Absolutely determined to experience a cenote before leaving, we all gamely got up early this morning and drove about an hour to Los Ojos, the largest system of cenotes in Mexico. Three caverns all interconnected by underground tunnels. I have always been quite scared of dark underwater depths and snorkeling around the dark, deep edges of the beautiful sun splattered cenote, I felt a frissone of fear creep into me. Through water as clear as glass, I couldn’t stop staring at the divers silently slip past me and venture into the dark tunnels…it was such a surreal, monumental feeling for lack of a better way to describe it. Finally it was our turn to be led through the caverns connecting the cenotes and into “Bat Cave” – ew. I like bats but they really are gross, hairy little creatures all clumped together hanging in obscene little lumps from the ceiling. Anyway, the caverns were incredible!! Silently snorkeling along with our waterproof flashlights, single file, we gazed down around, ahead, behind us at enormous stalactite formations, deep hollowed out voids of darkness, twisted corridors of rocks and edges, and curves – auras from other divers lamps creating bluish black illuminations farther down in unreachable places to us snorkelers. What a mystical experience.

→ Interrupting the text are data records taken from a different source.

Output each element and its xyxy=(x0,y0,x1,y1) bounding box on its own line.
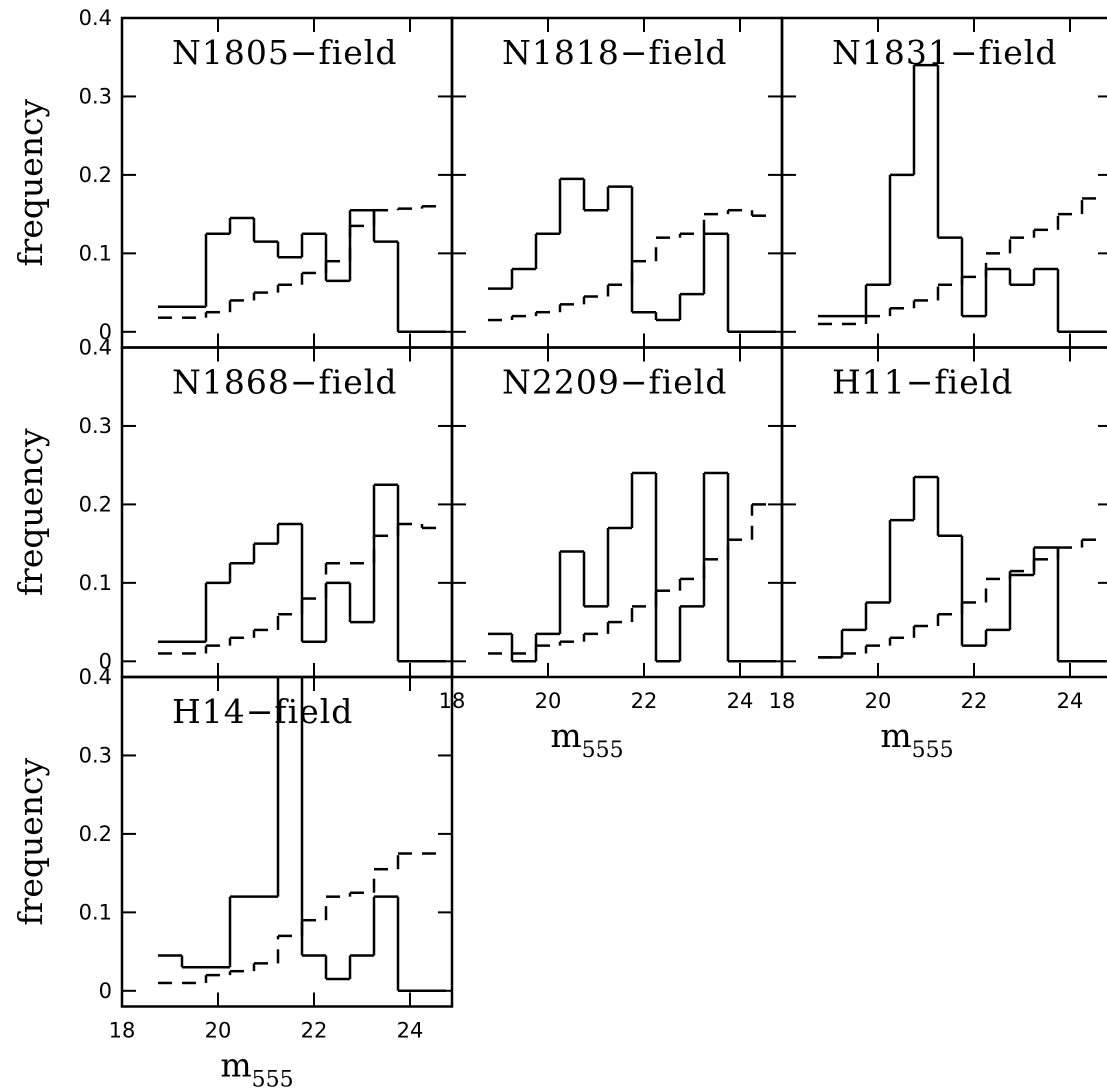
panel-title: H14−field xyxy=(172,692,353,731)
y-tick-label: 0.2 xyxy=(79,492,112,516)
panel-title: N1818−field xyxy=(502,33,727,72)
y-tick-label: 0.4 xyxy=(79,6,112,30)
x-tick-label: 24 xyxy=(1057,689,1084,713)
panel xyxy=(488,177,776,334)
x-tick-label: 20 xyxy=(535,689,562,713)
x-axis-label: m555 xyxy=(550,716,623,763)
x-axis-label-subscript: 555 xyxy=(912,738,954,763)
panel-title: N2209−field xyxy=(502,363,727,402)
x-axis-label-main: m xyxy=(550,716,581,755)
x-axis-label-main: m xyxy=(880,716,911,755)
panel xyxy=(818,475,1106,663)
x-tick-label: 22 xyxy=(961,689,988,713)
panel xyxy=(158,205,446,334)
panel-frame xyxy=(780,346,1107,679)
x-axis-label-subscript: 555 xyxy=(582,738,624,763)
y-tick-label: 0.1 xyxy=(79,241,112,265)
y-tick-label: 0 xyxy=(99,320,112,344)
panel-title: N1868−field xyxy=(172,363,397,402)
x-tick-label: 24 xyxy=(727,689,754,713)
panel xyxy=(488,471,776,663)
panel xyxy=(158,677,446,993)
x-tick-label: 22 xyxy=(631,689,658,713)
y-tick-label: 0.2 xyxy=(79,822,112,846)
y-tick-label: 0.4 xyxy=(79,336,112,360)
y-tick-label: 0.3 xyxy=(79,84,112,108)
panel-title: N1831−field xyxy=(832,33,1057,72)
x-tick-label: 18 xyxy=(109,1019,136,1043)
x-tick-label: 20 xyxy=(865,689,892,713)
panel-title: N1805−field xyxy=(172,33,397,72)
y-axis-label: frequency xyxy=(11,428,50,596)
x-tick-label: 24 xyxy=(397,1019,424,1043)
panel-frame xyxy=(120,675,454,1008)
x-axis-label: m555 xyxy=(220,1046,293,1089)
panel xyxy=(818,63,1106,334)
x-axis-label-main: m xyxy=(220,1046,251,1085)
x-axis-label: m555 xyxy=(880,716,953,763)
x-tick-label: 22 xyxy=(301,1019,328,1043)
y-tick-label: 0.1 xyxy=(79,571,112,595)
panel-title: H11−field xyxy=(832,363,1013,402)
y-axis-label: frequency xyxy=(11,757,50,925)
x-axis-label-subscript: 555 xyxy=(252,1068,294,1089)
x-tick-label: 18 xyxy=(769,689,796,713)
x-tick-label: 20 xyxy=(205,1019,232,1043)
y-axis-label: frequency xyxy=(11,98,50,266)
y-tick-label: 0 xyxy=(99,979,112,1003)
y-tick-label: 0.1 xyxy=(79,900,112,924)
panel xyxy=(158,483,446,663)
y-tick-label: 0 xyxy=(99,649,112,673)
y-tick-label: 0.3 xyxy=(79,414,112,438)
y-tick-label: 0.4 xyxy=(79,665,112,689)
y-tick-label: 0.3 xyxy=(79,743,112,767)
y-tick-label: 0.2 xyxy=(79,163,112,187)
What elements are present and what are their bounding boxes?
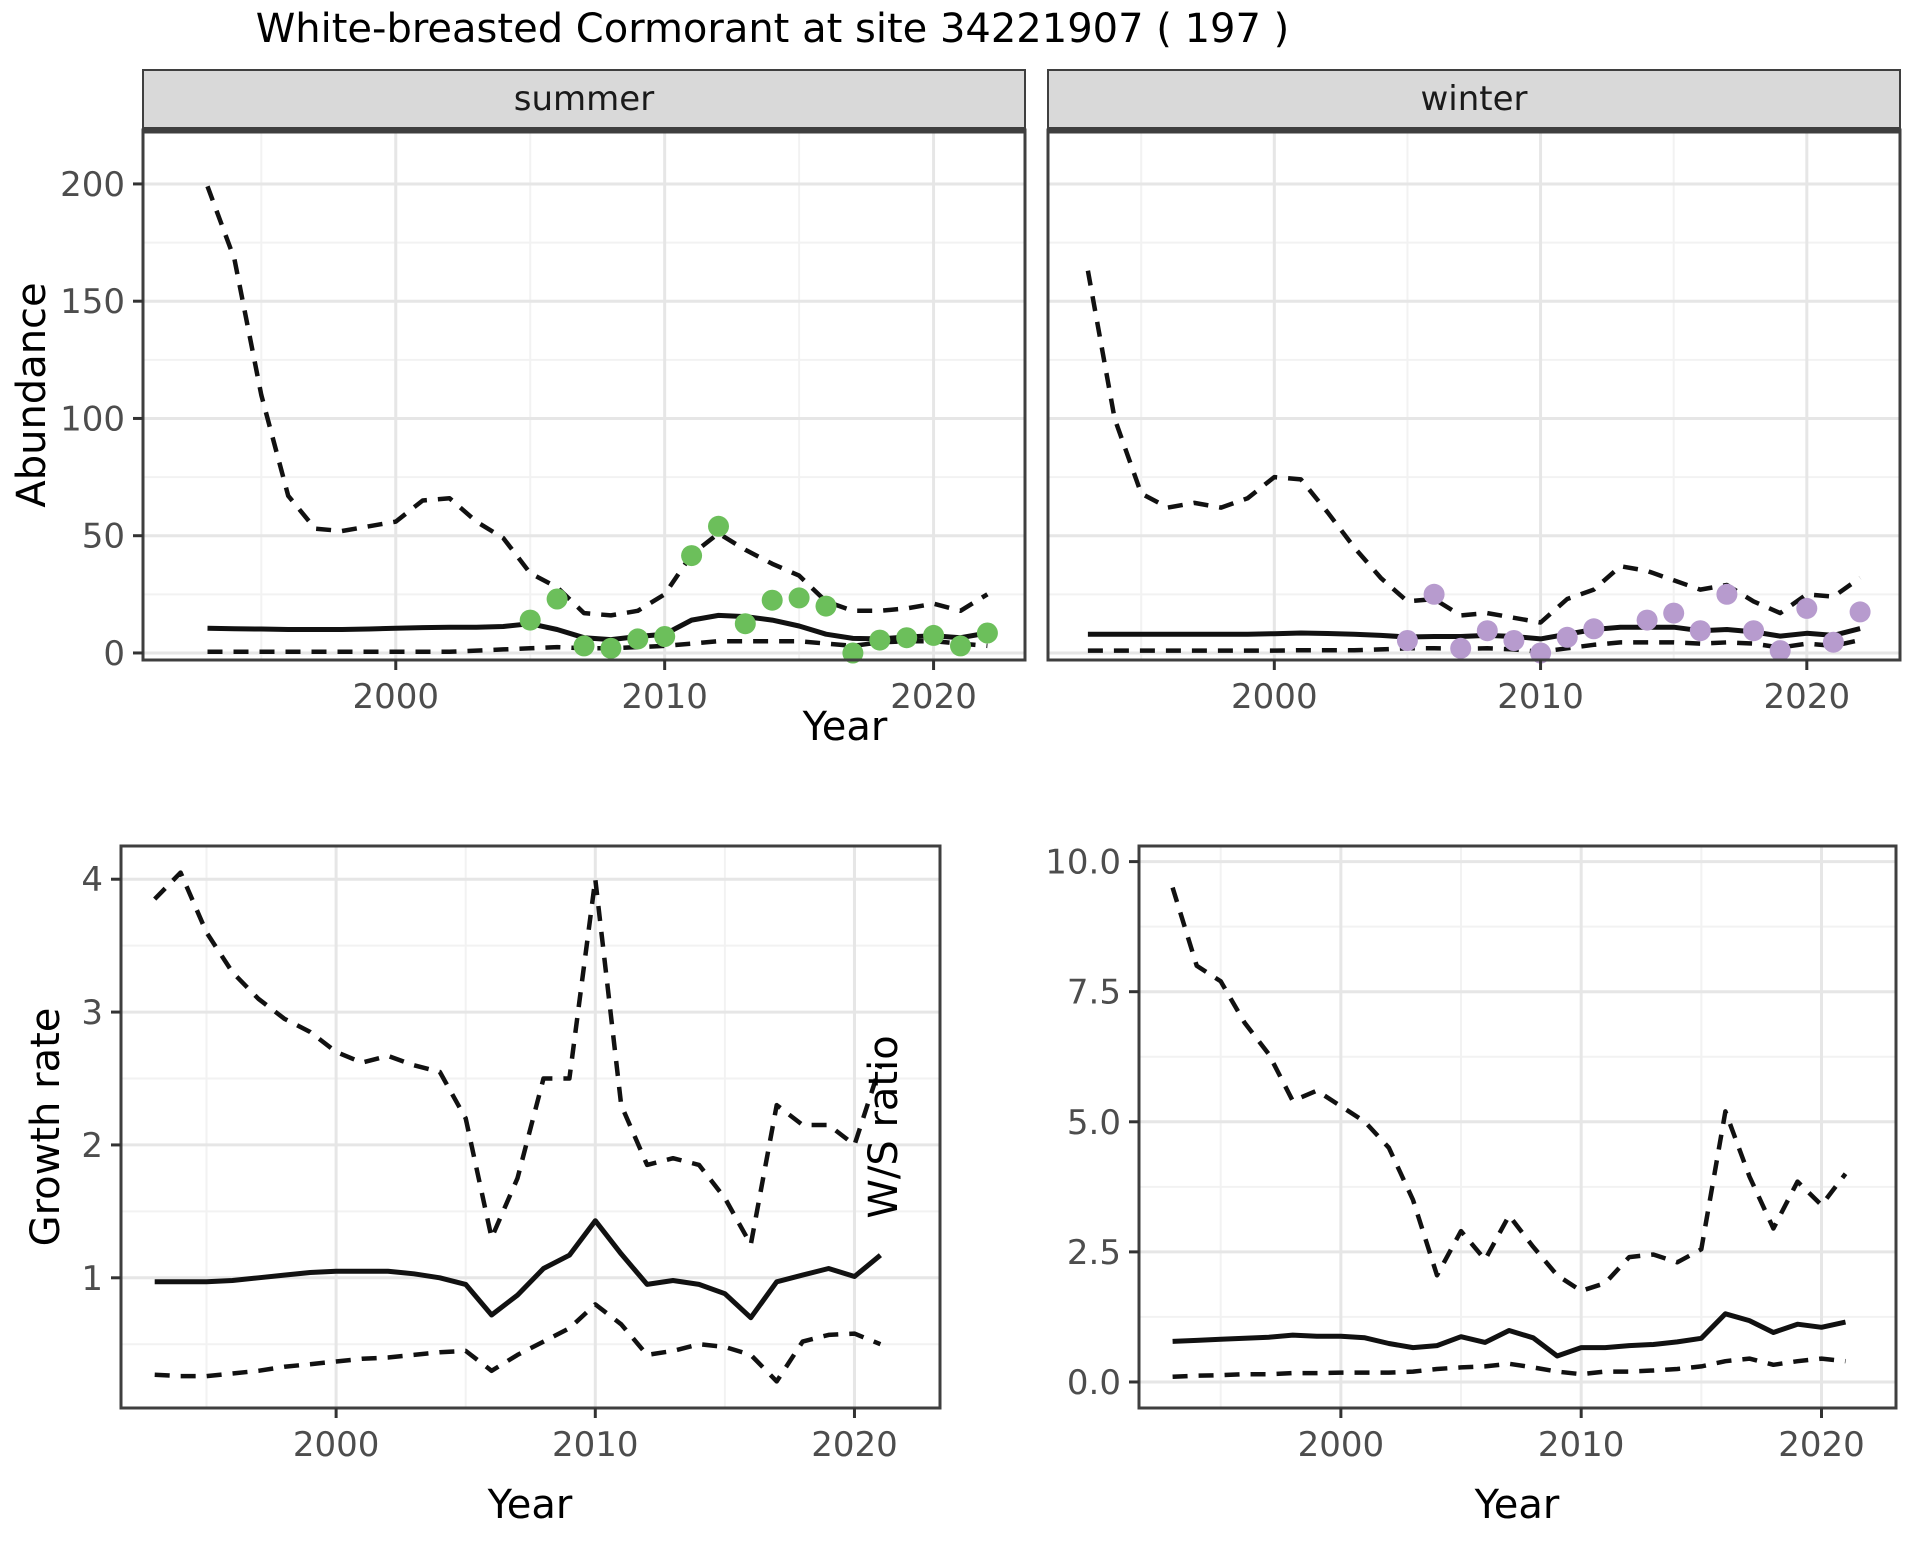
- data-point-observed-counts-summer: [519, 609, 541, 631]
- data-point-observed-counts-summer: [600, 637, 622, 659]
- data-point-observed-counts-winter: [1689, 620, 1711, 642]
- x-tick-label: 2020: [1778, 1425, 1865, 1465]
- facet-strip-summer-label: summer: [513, 79, 655, 119]
- data-point-observed-counts-winter: [1663, 602, 1685, 624]
- data-point-observed-counts-winter: [1423, 583, 1445, 605]
- panel-bg-abundance-summer: [143, 130, 1025, 660]
- x-tick-label: 2000: [293, 1425, 380, 1465]
- series-upper-ci-ws-ratio: [1170, 886, 1848, 1294]
- y-axis-title-ws-ratio: W/S ratio: [861, 1035, 907, 1219]
- data-point-observed-counts-winter: [1636, 609, 1658, 631]
- y-tick-label: 4: [81, 860, 103, 900]
- facet-strip-summer: summer: [143, 70, 1025, 128]
- y-tick-label: 100: [60, 399, 125, 439]
- data-point-observed-counts-summer: [842, 642, 864, 664]
- series-lower-ci-ws-ratio: [1172, 1356, 1846, 1380]
- data-point-observed-counts-summer: [654, 626, 676, 647]
- x-tick-label: 2020: [1764, 677, 1851, 717]
- x-axis-title-ws-ratio: Year: [1474, 1482, 1560, 1528]
- y-tick-label: 1: [81, 1259, 103, 1299]
- data-point-observed-counts-winter: [1583, 618, 1605, 640]
- data-point-observed-counts-winter: [1769, 640, 1791, 662]
- y-tick-label: 3: [81, 993, 103, 1033]
- facet-strip-winter-label: winter: [1420, 79, 1528, 119]
- data-point-observed-counts-summer: [976, 622, 998, 644]
- x-tick-label: 2020: [811, 1425, 898, 1465]
- data-point-observed-counts-winter: [1450, 637, 1472, 659]
- data-point-observed-counts-summer: [573, 635, 595, 657]
- data-point-observed-counts-summer: [627, 628, 649, 650]
- y-tick-label: 2: [81, 1126, 103, 1166]
- data-point-observed-counts-winter: [1796, 597, 1818, 619]
- data-point-observed-counts-winter: [1743, 620, 1765, 642]
- panel-border-ws-ratio: [1137, 844, 1898, 1410]
- data-point-observed-counts-summer: [788, 587, 810, 609]
- x-tick-label: 2010: [552, 1425, 639, 1465]
- y-tick-label: 10.0: [1045, 843, 1121, 883]
- panel-bg-abundance-winter: [1048, 130, 1900, 660]
- y-tick-label: 200: [60, 165, 125, 205]
- data-point-observed-counts-summer: [761, 589, 783, 611]
- data-point-observed-counts-winter: [1556, 626, 1578, 648]
- y-tick-label: 150: [60, 282, 125, 322]
- facet-strip-rect: [1047, 69, 1901, 129]
- data-point-observed-counts-winter: [1530, 642, 1552, 664]
- series-upper-ci-growth-rate: [153, 870, 883, 1247]
- series-median-abundance-summer: [207, 612, 988, 643]
- data-point-observed-counts-winter: [1849, 601, 1871, 623]
- x-tick-label: 2010: [621, 677, 708, 717]
- series-upper-ci-abundance-summer: [205, 185, 989, 618]
- y-axis-title-abundance: Abundance: [9, 282, 55, 508]
- y-tick-label: 0: [103, 634, 125, 674]
- x-tick-label: 2010: [1538, 1425, 1625, 1465]
- series-median-abundance-winter: [1087, 624, 1861, 642]
- panel-border-growth-rate: [119, 844, 942, 1410]
- data-point-observed-counts-summer: [708, 515, 729, 537]
- x-tick-label: 2020: [890, 677, 977, 717]
- panel-bg-ws-ratio: [1139, 846, 1896, 1408]
- data-point-observed-counts-summer: [734, 613, 756, 635]
- data-point-observed-counts-summer: [681, 545, 703, 567]
- y-tick-label: 5.0: [1067, 1103, 1121, 1143]
- x-tick-label: 2000: [1298, 1425, 1385, 1465]
- data-point-observed-counts-winter: [1396, 630, 1418, 651]
- data-point-observed-counts-summer: [896, 627, 918, 649]
- data-point-observed-counts-summer: [869, 629, 891, 651]
- facet-strip-rect: [142, 69, 1026, 129]
- series-lower-ci-growth-rate: [154, 1302, 882, 1384]
- series-median-ws-ratio: [1172, 1311, 1847, 1359]
- data-point-observed-counts-summer: [815, 595, 837, 617]
- chart-title: White-breasted Cormorant at site 3422190…: [255, 6, 1290, 52]
- x-axis-title-top: Year: [802, 704, 888, 750]
- x-tick-label: 2000: [353, 677, 440, 717]
- series-median-growth-rate: [154, 1218, 882, 1321]
- x-tick-label: 2000: [1231, 677, 1318, 717]
- data-point-observed-counts-summer: [546, 588, 568, 610]
- y-tick-label: 50: [82, 517, 125, 557]
- x-axis-title-growth-rate: Year: [487, 1482, 573, 1528]
- data-point-observed-counts-summer: [950, 635, 971, 657]
- y-axis-title-growth-rate: Growth rate: [23, 1007, 69, 1247]
- data-point-observed-counts-winter: [1822, 631, 1844, 653]
- data-point-observed-counts-winter: [1503, 630, 1525, 651]
- y-tick-label: 7.5: [1067, 973, 1121, 1013]
- x-tick-label: 2010: [1497, 677, 1584, 717]
- y-tick-label: 2.5: [1067, 1233, 1121, 1273]
- facet-strip-winter: winter: [1048, 70, 1900, 128]
- data-point-observed-counts-winter: [1716, 583, 1738, 605]
- data-point-observed-counts-summer: [923, 624, 945, 646]
- y-tick-label: 0.0: [1067, 1363, 1121, 1403]
- data-point-observed-counts-winter: [1476, 620, 1498, 642]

All that loveliness and mystery followed by a sub-par roadside lunch and a speedy drive back home to hastily change for the plane ride home only to sit in the airport for ages – the story of my life☺. (My airport experiences this trip are a whole different, much less glorious chapter of this story that really doesn’t need to be told.)

So, Mexico, you have sung me a different song on this trip. One of seduction, adventure, romance and beauty….Thank you for generously sharing your wonders with me and maybe…just maybe, one day we shall meet again. Till then, Cambodia is calling my name and I must answer….


apparently the baby Jesus doesn’t make his appearance till christmas (or xmas eve?) Town square of Valladolid – inland city on the way to Chichen Itza.


our favorite lunch we had! best enchiladas ever.


apparently this is how one can meet a stranger here in this town…


…and if you’re lucky it will go like this!! 🙂


so the idea is to get this little rubber ball through the circle…the captain of the winning team gets beheaded by the captain of the losing team – it was an honor to be sacrificed by the gods…sounds like an all around lose-lose situation to me!